« Le protectionnisme ne fait que des perdants »

Par Gabrielle Thin  |   |  656  mots
François Villeroy de Galhau s'est dit préoccupé par le risque protectionniste, alors que Donald Trump a annoncé de nouvelles salves de tarifs douaniers contre les importations chinoises.
Le gouverneur de la Banque de France s'alarme des risques de guerre commerciale, des États-Unis au Royaume-Uni avec le Brexit. Les relèvements de tarifs et le climat d'incertitude pourraient peser sur la croissance mondiale.

En pleine escalade dans la guerre commerciale entre les États-Unis et la Chine, après l'annonce de nouveaux droits de douane sur les importations chinoises par le président Trump la semaine dernière, les tensions protectionnistes sont au cœur des préoccupations des chefs d'État et des banques centrales. Le protectionnisme constitue même l'un des « deux grands risques mondiaux », avec l'instabilité financière, identifiés par le gouverneur de la Banque de France, François Villeroy de Galhau dans sa "lettre introductive au rapport annuel" de l'institution adressée au président de la République.

« Le protectionnisme ne fait que des perdants », a déclaré François Villeroy de Galhau ce mercredi 20 juin lors d'une présentation à la presse. « L'augmentation des prix des importations pénalise davantage les ménages défavorisés qui consomment en proportion plus de produits importés. L'incertitude qu'induit [le protectionnisme] pèse sur l'investissement des entreprises et sur les marchés financiers », a-t-il souligné.

Imprévisibilité américaine et Brexit

Ce risque protectionniste est alimenté par « l'imprévisibilité américaine et par le Brexit britannique ». Le gouverneur a fait référence à une étude du FMI d'octobre 2016 qui a chiffré les dégâts potentiels : une hausse généralisée des barrières protectionnistes provoquant une augmentation de 10% des prix à l'importation ferait baisser de 15% le commerce mondial et de 2% le PIB mondial au bout de cinq ans, sans compter les effets de l'incertitude.

« C'est un "minorant" : il s'agit seulement de l'effet mécanique des relèvements de tarifs. L'exemple du Brexit a montré l'importance des effets d'incertitude, qui ont déjà coûté près de deux points de PIB à l'économie britannique, sans aucun effet mécanique pour l'instant », a relevé François Villeroy de Galhau.

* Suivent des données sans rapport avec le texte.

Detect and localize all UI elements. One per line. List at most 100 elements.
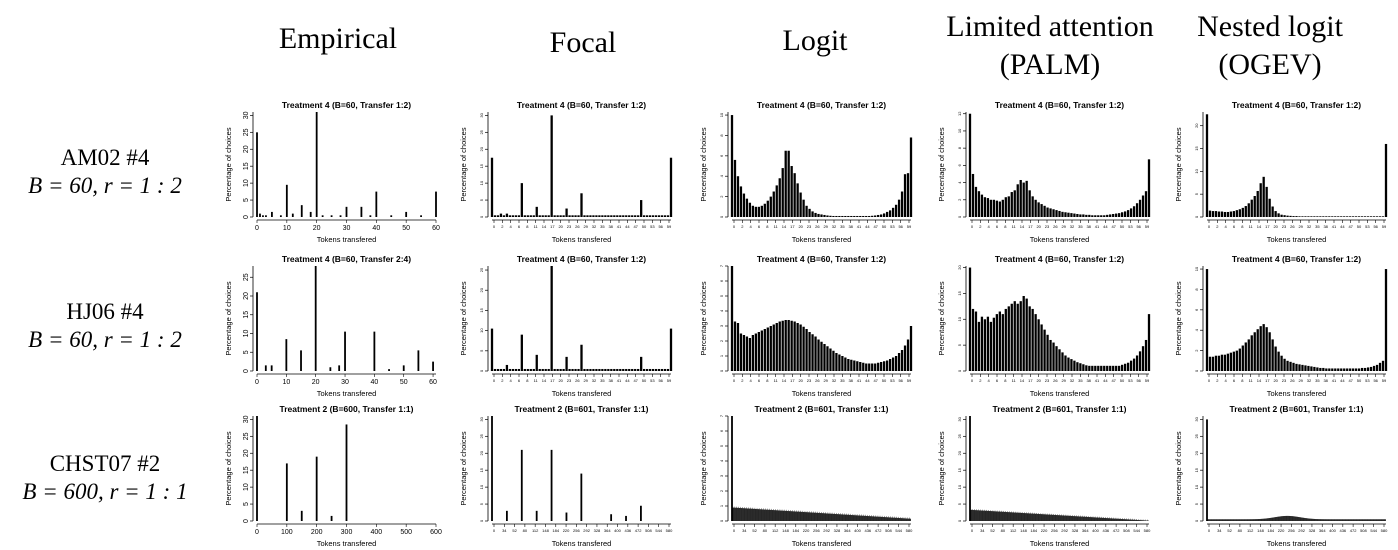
bar [491,416,493,521]
x-tick-label: 32 [1070,378,1075,383]
y-tick-label: 5 [243,502,250,506]
x-tick-label: 53 [1128,378,1133,383]
bar [1147,314,1151,371]
x-tick-label: 580 [906,528,913,533]
x-tick-label: 38 [848,224,853,229]
bar [1109,214,1112,217]
y-tick-label: 15 [1194,146,1199,151]
bar [1232,211,1235,217]
bar [745,198,749,217]
x-tick-label: 23 [567,378,572,383]
y-tick-label: 10 [479,328,484,333]
x-tick-label: 47 [1111,224,1116,229]
bar [1013,190,1016,217]
x-tick-label: 34 [1217,528,1222,533]
x-tick-label: 23 [1282,378,1287,383]
y-axis-label: Percentage of choices [699,431,708,505]
x-tick-label: 29 [823,224,828,229]
bar [315,456,318,521]
bar [980,316,984,371]
bar [1073,213,1076,217]
bar [775,323,778,371]
bar [1271,206,1274,217]
bar [986,316,990,371]
bar [1360,367,1364,371]
bar [883,361,886,371]
bar [1007,196,1010,217]
x-tick-label: 20 [798,378,803,383]
bar [1381,360,1385,371]
y-tick-label: 15 [479,467,484,472]
y-tick-label: 2 [1194,349,1199,352]
bar [628,368,631,371]
y-tick-label: 15 [243,311,250,319]
y-tick-label: 0 [719,369,724,372]
bar [1223,211,1227,217]
bar [1313,366,1316,371]
y-axis-label: Percentage of choices [459,127,468,201]
bar [888,210,892,217]
bar [1217,355,1221,371]
bar [1358,368,1361,371]
bar [826,215,829,217]
bar [279,215,282,217]
y-tick-label: 10 [1194,484,1199,489]
bar [781,168,784,217]
bar [1250,335,1253,371]
bar [417,350,420,371]
x-tick-label: 400 [614,528,621,533]
bar [1259,326,1262,371]
y-tick-label: 4 [719,174,724,177]
y-tick-label: 1 [719,504,724,507]
bar [1253,332,1256,371]
bar [1055,346,1058,371]
bar [799,192,802,217]
bar [1103,215,1106,217]
bar [802,326,805,371]
x-tick-label: 14 [1020,378,1025,383]
bar-series [730,266,913,371]
bar [1241,345,1244,371]
bar [1334,368,1337,371]
bar [1055,210,1058,217]
bar [432,361,434,371]
x-tick-label: 59 [1382,378,1387,383]
bar [900,350,904,371]
bar [654,215,658,217]
bar [373,331,376,371]
x-tick-label: 6 [518,378,521,383]
x-tick-label: 148 [1020,528,1027,533]
bar [1064,355,1067,371]
y-tick-label: 25 [479,267,484,272]
x-tick-label: 6 [1233,224,1236,229]
bar [1067,212,1070,217]
bar [1067,357,1070,371]
bar [541,368,544,371]
bar [1123,363,1127,371]
x-tick-label: 14 [1020,224,1025,229]
x-tick-label: 544 [895,528,902,533]
bar-series [256,112,437,217]
bar [520,449,523,521]
x-tick-label: 20 [798,224,803,229]
x-axis-label: Tokens transfered [1030,235,1090,244]
y-tick-label: 5 [719,444,724,447]
bar [760,205,763,217]
chart-svg: Treatment 2 (B=601, Transfer 1:1) 0 5 10 15 2… [459,404,673,548]
bar [640,356,643,371]
chart-title: Treatment 4 (B=60, Transfer 1:2) [757,254,886,264]
x-tick-label: 8 [1241,224,1244,229]
y-tick-label: 15 [479,307,484,312]
bar [610,368,613,371]
x-tick-label: 38 [608,378,613,383]
x-tick-label: 2 [979,378,982,383]
bar [897,353,901,371]
bar [660,368,664,371]
bar [532,368,535,371]
x-tick-label: 44 [1103,224,1108,229]
bar [523,215,526,217]
x-tick-label: 0 [733,224,736,229]
bar [1366,216,1370,217]
x-tick-label: 23 [807,378,812,383]
y-tick-label: 5 [719,294,724,297]
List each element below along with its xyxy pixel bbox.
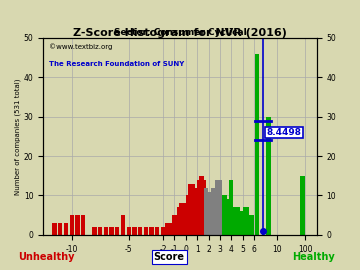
Text: Score: Score bbox=[154, 252, 185, 262]
Bar bbox=[170, 223, 174, 235]
Bar bbox=[231, 207, 236, 235]
Bar bbox=[220, 195, 224, 235]
Bar bbox=[161, 227, 165, 235]
Bar bbox=[188, 184, 193, 235]
Bar bbox=[300, 176, 305, 235]
Bar bbox=[138, 227, 142, 235]
Bar bbox=[126, 227, 131, 235]
Bar bbox=[75, 215, 80, 235]
Bar bbox=[179, 203, 183, 235]
Bar bbox=[184, 203, 188, 235]
Bar bbox=[167, 223, 172, 235]
Bar bbox=[206, 191, 211, 235]
Bar bbox=[255, 53, 259, 235]
Bar bbox=[98, 227, 102, 235]
Bar bbox=[177, 207, 181, 235]
Bar bbox=[53, 223, 57, 235]
Bar bbox=[186, 195, 190, 235]
Bar bbox=[174, 215, 179, 235]
Bar bbox=[69, 215, 74, 235]
Bar bbox=[92, 227, 97, 235]
Bar bbox=[190, 184, 195, 235]
Bar bbox=[249, 215, 254, 235]
Bar bbox=[229, 180, 234, 235]
Bar bbox=[155, 227, 159, 235]
Bar bbox=[213, 191, 217, 235]
Text: ©www.textbiz.org: ©www.textbiz.org bbox=[49, 44, 112, 50]
Bar bbox=[132, 227, 136, 235]
Y-axis label: Number of companies (531 total): Number of companies (531 total) bbox=[14, 78, 21, 195]
Bar bbox=[64, 223, 68, 235]
Bar bbox=[202, 180, 206, 235]
Bar bbox=[197, 180, 202, 235]
Bar bbox=[211, 188, 215, 235]
Text: 8.4498: 8.4498 bbox=[267, 128, 302, 137]
Text: Healthy: Healthy bbox=[292, 252, 334, 262]
Bar bbox=[163, 227, 167, 235]
Bar bbox=[238, 211, 243, 235]
Bar bbox=[222, 195, 227, 235]
Bar bbox=[245, 207, 249, 235]
Bar bbox=[81, 215, 85, 235]
Bar bbox=[115, 227, 120, 235]
Bar bbox=[266, 117, 270, 235]
Bar bbox=[215, 180, 220, 235]
Bar bbox=[234, 211, 238, 235]
Bar bbox=[181, 203, 186, 235]
Bar bbox=[172, 215, 176, 235]
Bar bbox=[243, 207, 247, 235]
Bar bbox=[121, 215, 125, 235]
Bar bbox=[144, 227, 148, 235]
Text: Sector: Consumer Cyclical: Sector: Consumer Cyclical bbox=[114, 28, 246, 37]
Bar bbox=[225, 200, 229, 235]
Bar bbox=[240, 211, 245, 235]
Text: The Research Foundation of SUNY: The Research Foundation of SUNY bbox=[49, 62, 184, 68]
Bar bbox=[236, 207, 240, 235]
Bar bbox=[218, 180, 222, 235]
Bar bbox=[193, 188, 197, 235]
Bar bbox=[104, 227, 108, 235]
Bar bbox=[165, 223, 170, 235]
Bar bbox=[204, 188, 208, 235]
Title: Z-Score Histogram for NVR (2016): Z-Score Histogram for NVR (2016) bbox=[73, 28, 287, 38]
Bar bbox=[149, 227, 154, 235]
Bar bbox=[195, 188, 199, 235]
Bar bbox=[109, 227, 114, 235]
Bar bbox=[227, 203, 231, 235]
Text: Unhealthy: Unhealthy bbox=[19, 252, 75, 262]
Bar bbox=[208, 195, 213, 235]
Bar bbox=[58, 223, 63, 235]
Bar bbox=[199, 176, 204, 235]
Bar bbox=[247, 215, 252, 235]
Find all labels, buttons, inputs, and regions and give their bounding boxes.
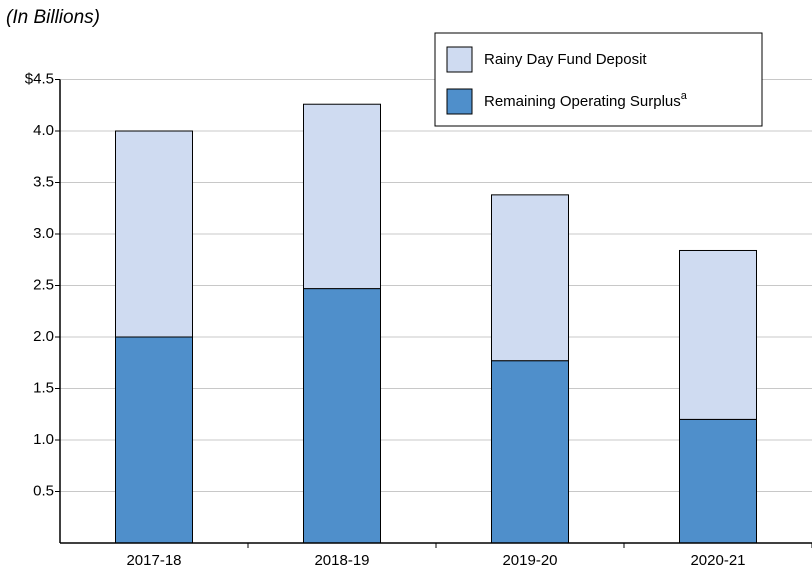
legend-name: Rainy Day Fund Deposit <box>484 51 647 68</box>
x-tick-label: 2017-18 <box>126 552 181 569</box>
chart-subtitle: (In Billions) <box>6 7 100 28</box>
x-tick-label: 2020-21 <box>690 552 745 569</box>
bar-segment <box>679 418 757 544</box>
x-tick-label: 2019-20 <box>502 552 557 569</box>
bar-segment <box>115 130 193 338</box>
y-tick-label: $4.5 <box>25 70 54 87</box>
legend-superscript: a <box>681 90 688 102</box>
bar-segment <box>491 194 569 362</box>
bar-segment <box>303 103 381 290</box>
legend-label: Remaining Operating Surplusa <box>484 90 688 110</box>
y-tick-label: 1.0 <box>33 431 54 448</box>
y-tick-label: 4.0 <box>33 122 54 139</box>
y-tick-label: 2.0 <box>33 328 54 345</box>
legend-name: Remaining Operating Surplus <box>484 93 681 110</box>
legend-swatch <box>446 88 473 115</box>
y-tick-label: 1.5 <box>33 379 54 396</box>
y-tick-label: 3.0 <box>33 225 54 242</box>
bar-segment <box>115 336 193 544</box>
legend-label: Rainy Day Fund Deposit <box>484 51 647 68</box>
legend: Rainy Day Fund Deposit Remaining Operatin… <box>434 32 763 127</box>
y-tick-label: 3.5 <box>33 173 54 190</box>
y-tick-label: 0.5 <box>33 482 54 499</box>
legend-box <box>434 32 763 127</box>
bar-segment <box>491 360 569 544</box>
legend-swatch <box>446 46 473 73</box>
x-tick-label: 2018-19 <box>314 552 369 569</box>
bar-segment <box>679 249 757 420</box>
bar-segment <box>303 288 381 544</box>
y-tick-label: 2.5 <box>33 276 54 293</box>
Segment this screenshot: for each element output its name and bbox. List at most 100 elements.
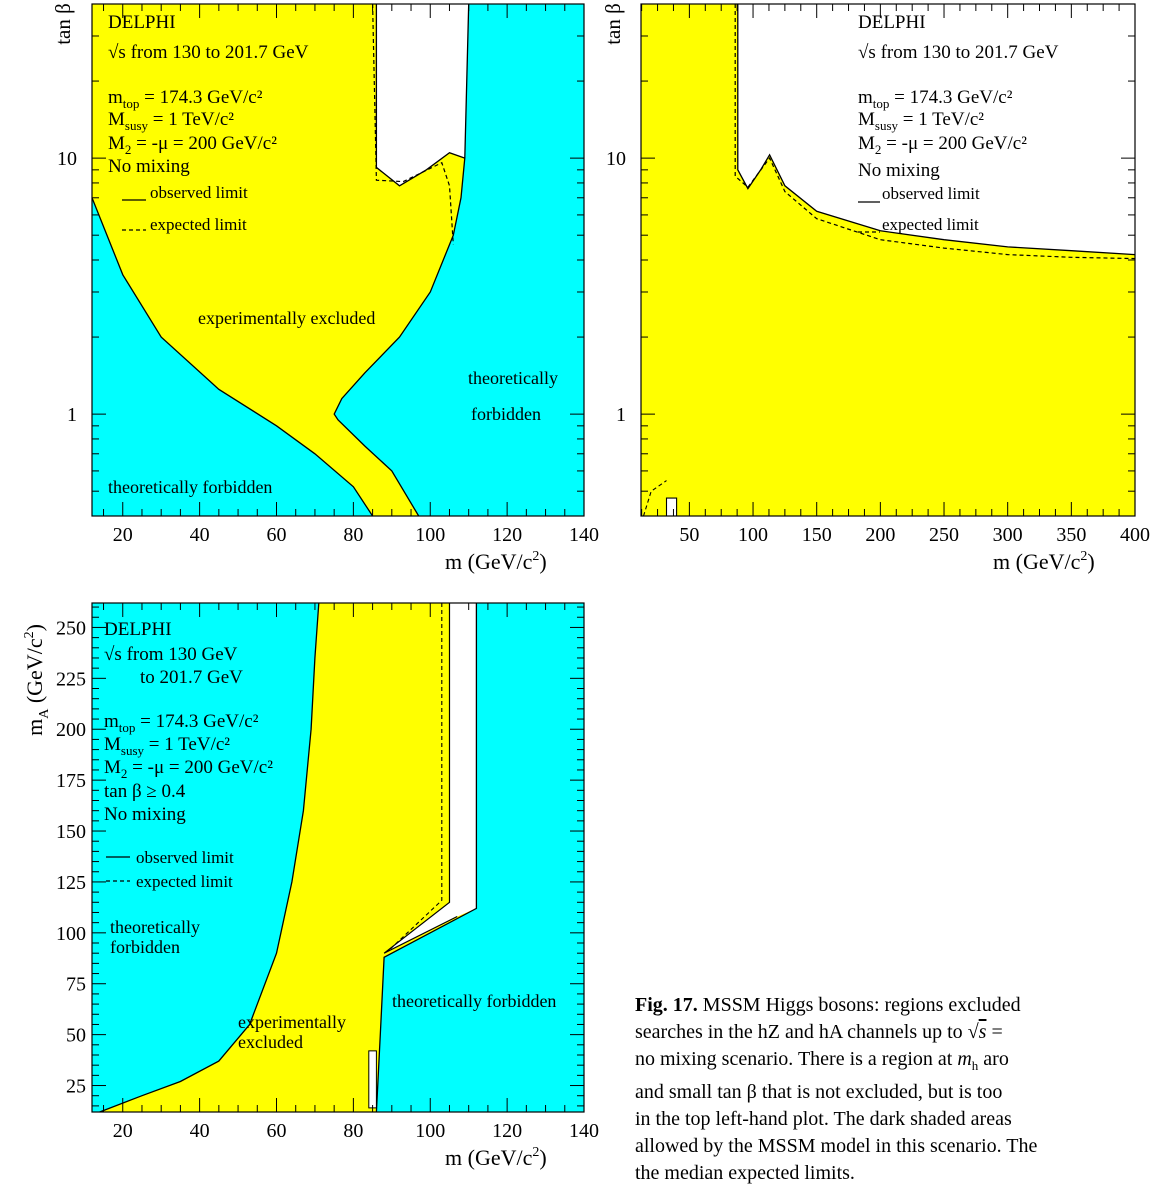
observed-legend-label: observed limit: [136, 848, 234, 867]
figure-caption: Fig. 17. MSSM Higgs bosons: regions excl…: [635, 992, 1158, 1187]
tanb-label: tan β ≥ 0.4: [104, 781, 186, 802]
expected-legend-label: expected limit: [136, 872, 233, 891]
x-tick-label: 140: [569, 524, 599, 546]
plot-frame: [91, 602, 585, 1113]
forbidden-region-right: [376, 603, 584, 1112]
msusy-label: Msusy = 1 TeV/c²: [104, 734, 230, 758]
m2-label: M2 = -μ = 200 GeV/c²: [858, 133, 1027, 157]
limit-curves: [91, 3, 470, 517]
expected-legend-label: expected limit: [882, 215, 979, 234]
x-tick-label: 100: [415, 1120, 445, 1142]
mh-symbol: mh: [957, 1048, 979, 1073]
excluded-label-2: excluded: [238, 1032, 303, 1052]
mtop-label: mtop = 174.3 GeV/c²: [858, 87, 1013, 111]
y-tick-label: 225: [56, 668, 86, 690]
forbidden-left-label: theoretically forbidden: [108, 477, 272, 497]
caption-line-3: no mixing scenario. There is a region at…: [635, 1048, 1009, 1073]
y-tick-label: 10: [606, 148, 626, 170]
forbidden-right-boundary: [375, 603, 478, 1113]
m2-label: M2 = -μ = 200 GeV/c²: [104, 757, 273, 781]
forbidden-left-label-1: theoretically: [110, 917, 200, 937]
x-tick-label: 20: [113, 524, 133, 546]
y-axis-label: tan β: [601, 3, 625, 45]
x-tick-label: 60: [267, 524, 287, 546]
y-tick-label: 75: [66, 974, 86, 996]
x-tick-label: 120: [492, 524, 522, 546]
regions: [641, 4, 1135, 517]
tick-labels: 50 100 150 200 250 300 350 400 1 10: [606, 148, 1150, 546]
y-tick-label: 150: [56, 821, 86, 843]
observed-limit-curve: [737, 4, 1136, 256]
forbidden-right-label: theoretically forbidden: [392, 991, 556, 1011]
small-allowed-region: [368, 1050, 377, 1109]
experiment-label: DELPHI: [104, 619, 172, 640]
y-tick-label: 25: [66, 1076, 86, 1098]
forbidden-right-boundary: [333, 3, 470, 517]
x-axis-label: m (GeV/c2): [445, 549, 547, 574]
legend: DELPHI √s from 130 to 201.7 GeV mtop = 1…: [108, 12, 558, 497]
forbidden-right-label-2: forbidden: [471, 404, 541, 424]
panel-mA-vs-mh: 20 40 60 80 100 120 140 25 50 75 100 125 150 175 200 22…: [22, 602, 599, 1170]
sqrt-s-symbol: √s: [967, 1021, 987, 1043]
caption-line-5: in the top left-hand plot. The dark shad…: [635, 1108, 1012, 1130]
x-tick-label: 100: [738, 524, 768, 546]
limit-curves: [99, 602, 478, 1113]
expected-limit-curve: [734, 4, 1136, 260]
small-allowed-region: [665, 497, 678, 517]
experiment-label: DELPHI: [108, 12, 176, 33]
x-tick-label: 80: [343, 524, 363, 546]
forbidden-region-left: [92, 197, 373, 517]
mixing-label: No mixing: [104, 804, 186, 825]
energy-label-2: to 201.7 GeV: [140, 667, 243, 688]
y-axis-label: mA (GeV/c2): [22, 624, 52, 736]
y-tick-label: 10: [57, 148, 77, 170]
x-tick-label: 300: [993, 524, 1023, 546]
experiment-label: DELPHI: [858, 12, 926, 33]
x-tick-label: 100: [415, 524, 445, 546]
x-axis-label: m (GeV/c2): [445, 1145, 547, 1170]
caption-fig-number: Fig. 17.: [635, 994, 698, 1016]
x-tick-label: 350: [1056, 524, 1086, 546]
panel-tan-beta-vs-mh: 20 40 60 80 100 120 140 1 10 DELPHI √s from 130 …: [51, 3, 599, 574]
mixing-label: No mixing: [108, 156, 190, 177]
x-tick-label: 40: [190, 524, 210, 546]
y-tick-label: 100: [56, 923, 86, 945]
energy-label-1: √s from 130 GeV: [104, 644, 238, 665]
caption-line-6: allowed by the MSSM model in this scenar…: [635, 1135, 1038, 1157]
y-axis-label: tan β: [51, 3, 75, 45]
axis-ticks: [641, 3, 1136, 517]
forbidden-right-label-1: theoretically: [468, 368, 558, 388]
msusy-label: Msusy = 1 TeV/c²: [108, 109, 234, 133]
y-tick-label: 175: [56, 770, 86, 792]
forbidden-region-right: [334, 4, 584, 516]
x-tick-label: 400: [1120, 524, 1150, 546]
allowed-region: [376, 4, 469, 186]
energy-label: √s from 130 to 201.7 GeV: [108, 42, 309, 63]
expected-legend-label: expected limit: [150, 215, 247, 234]
expected-limit-curve: [372, 3, 454, 245]
forbidden-left-boundary: [99, 602, 320, 1113]
allowed-region: [737, 4, 1135, 255]
x-tick-label: 120: [492, 1120, 522, 1142]
x-tick-label: 250: [929, 524, 959, 546]
y-tick-label: 200: [56, 719, 86, 741]
x-tick-label: 60: [267, 1120, 287, 1142]
observed-legend-label: observed limit: [150, 183, 248, 202]
x-tick-label: 80: [343, 1120, 363, 1142]
energy-label: √s from 130 to 201.7 GeV: [858, 42, 1059, 63]
allowed-strip: [384, 603, 477, 954]
regions: [92, 4, 584, 517]
x-tick-label: 20: [113, 1120, 133, 1142]
tick-labels: 20 40 60 80 100 120 140 25 50 75 100 125 150 175 200 22…: [56, 617, 599, 1142]
excluded-region-label: experimentally excluded: [198, 308, 375, 328]
x-tick-label: 200: [865, 524, 895, 546]
x-axis-label: m (GeV/c2): [993, 549, 1095, 574]
y-tick-label: 1: [67, 404, 77, 426]
caption-line-1: Fig. 17. MSSM Higgs bosons: regions excl…: [635, 994, 1021, 1016]
x-tick-label: 50: [679, 524, 699, 546]
y-tick-label: 125: [56, 872, 86, 894]
caption-line-2: searches in the hZ and hA channels up to…: [635, 1021, 1003, 1043]
excluded-label-1: experimentally: [238, 1012, 346, 1032]
msusy-label: Msusy = 1 TeV/c²: [858, 109, 984, 133]
y-tick-label: 50: [66, 1025, 86, 1047]
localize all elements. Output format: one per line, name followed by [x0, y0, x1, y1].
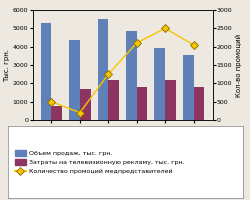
Bar — [108, 80, 119, 120]
Bar — [98, 19, 108, 120]
Bar — [41, 23, 52, 120]
Bar — [137, 87, 147, 120]
Bar — [154, 48, 165, 120]
Bar — [69, 40, 80, 120]
Y-axis label: Тыс. грн.: Тыс. грн. — [4, 48, 10, 82]
Y-axis label: Кол-во промоций: Кол-во промоций — [235, 33, 242, 97]
Legend: Объем продаж, тыс. грн., Затраты на телевизионную рекламу, тыс. грн., Количество: Объем продаж, тыс. грн., Затраты на теле… — [13, 148, 187, 176]
Bar — [194, 87, 204, 120]
Bar — [126, 31, 137, 120]
Bar — [52, 106, 62, 120]
Bar — [183, 55, 194, 120]
Bar — [80, 89, 91, 120]
Bar — [165, 80, 176, 120]
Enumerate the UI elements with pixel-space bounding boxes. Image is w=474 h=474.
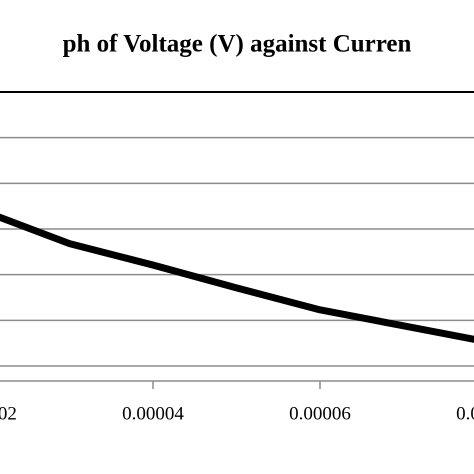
x-tick-label: 0.00004 (122, 403, 184, 424)
line-series (0, 213, 474, 343)
x-tick-label: 0.00002 (0, 403, 17, 424)
chart-title: ph of Voltage (V) against Curren (63, 31, 412, 58)
x-tick-label: 0.00006 (289, 403, 351, 424)
x-tick-label: 0.00008 (456, 403, 474, 424)
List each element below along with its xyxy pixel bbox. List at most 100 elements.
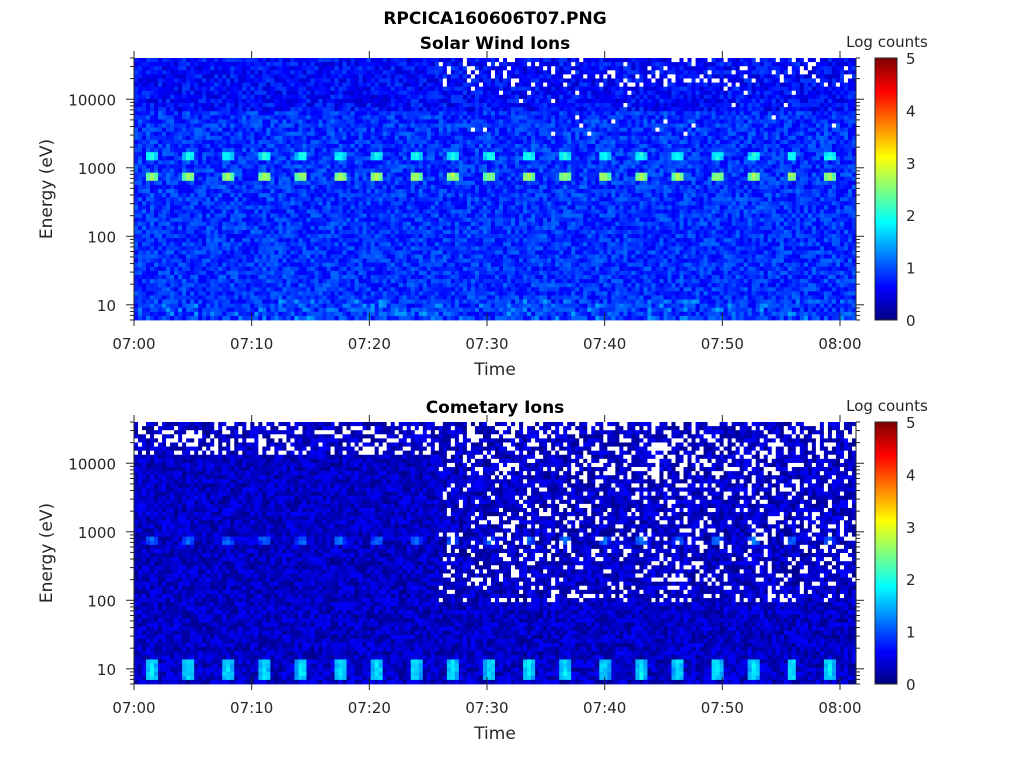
heatmap-cell bbox=[331, 152, 335, 156]
heatmap-cell bbox=[246, 255, 250, 259]
heatmap-cell bbox=[415, 263, 419, 267]
heatmap-cell bbox=[327, 66, 331, 70]
heatmap-cell bbox=[246, 271, 250, 275]
heatmap-cell bbox=[258, 279, 262, 283]
heatmap-cell bbox=[427, 160, 431, 164]
heatmap-cell bbox=[186, 275, 190, 279]
heatmap-cell bbox=[327, 214, 331, 218]
heatmap-cell bbox=[383, 185, 387, 189]
heatmap-cell bbox=[431, 70, 435, 74]
heatmap-cell bbox=[174, 193, 178, 197]
heatmap-cell bbox=[278, 246, 282, 250]
heatmap-cell bbox=[290, 308, 294, 312]
heatmap-cell bbox=[375, 201, 379, 205]
heatmap-cell bbox=[391, 283, 395, 287]
heatmap-cell bbox=[282, 312, 286, 316]
heatmap-cell bbox=[198, 95, 202, 99]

Près de deux ans jour pour jour après le référendum, le 23 juin 2016, et neuf mois avant son entrée en vigueur, le 29 mars 2019, le Brexit a déjà produit des effets négatifs, selon les estimations de la Banque d'Angleterre. Il pourrait avoir un coût de -2% à -8% du PIB britannique, dans le scénario le plus pessimiste du gouvernement britannique, en l'absence d'accord commercial avec l'UE, à long terme, à l'horizon de 15 ans selon un document présenté aux parlementaires.

Et la France dans tout ça ?

Difficile en réalité d'évaluer les conséquences d'un Brexit sans accord, laissant planer le risque d'une guerre commerciale avec l'UE. Interrogé sur l'impact potentiel du Brexit sur l'économie française et européenne, le gouverneur est resté évasif :

« Nous n'avons pas d'étude précise sur les conséquences économiques du Brexit sur l'économie française. Le Brexit est une mauvaise nouvelle pour tout le monde, mais d'abord pour l'économie britannique. Nous n'anticipons pas d'effet matériel pour la France et la zone euro », a insisté le gouverneur.

Si le gouvernement français pense que le pays pourrait bénéficier de relocalisations d'entreprises, notamment d'institutions financières, il est aujourd'hui difficile d'estimer cet impact et le contrecoup réel sur notre économie de la sortie du Royaume-Uni de l'Union européenne, en prenant en compte la hausse des prix à l'importation.

Le gouverneur de la Banque de France n'est pas le seul à s'inquiéter de ces tensions protectionnistes. À Sintra, au Portugal, où se tient le Forum de la Banque centrale européenne (BCE), des dirigeants de l'institution européenne ont exprimé leurs préoccupations

« Le protectionnisme aura un impact plus important qu'estimé jusqu'à présent », s'est alarmé l'un des participants au Forum, cité par l'agence Reuters.

En annonçant la semaine dernière la fin programmée de la politique monétaire de la BCE en décembre prochain, le président Mario Draghi avait indiqué que les prévisions de croissance de la zone euro n'intégraient pas "les effets de mesures commerciales qui n'ont pas encore été mises en oeuvre".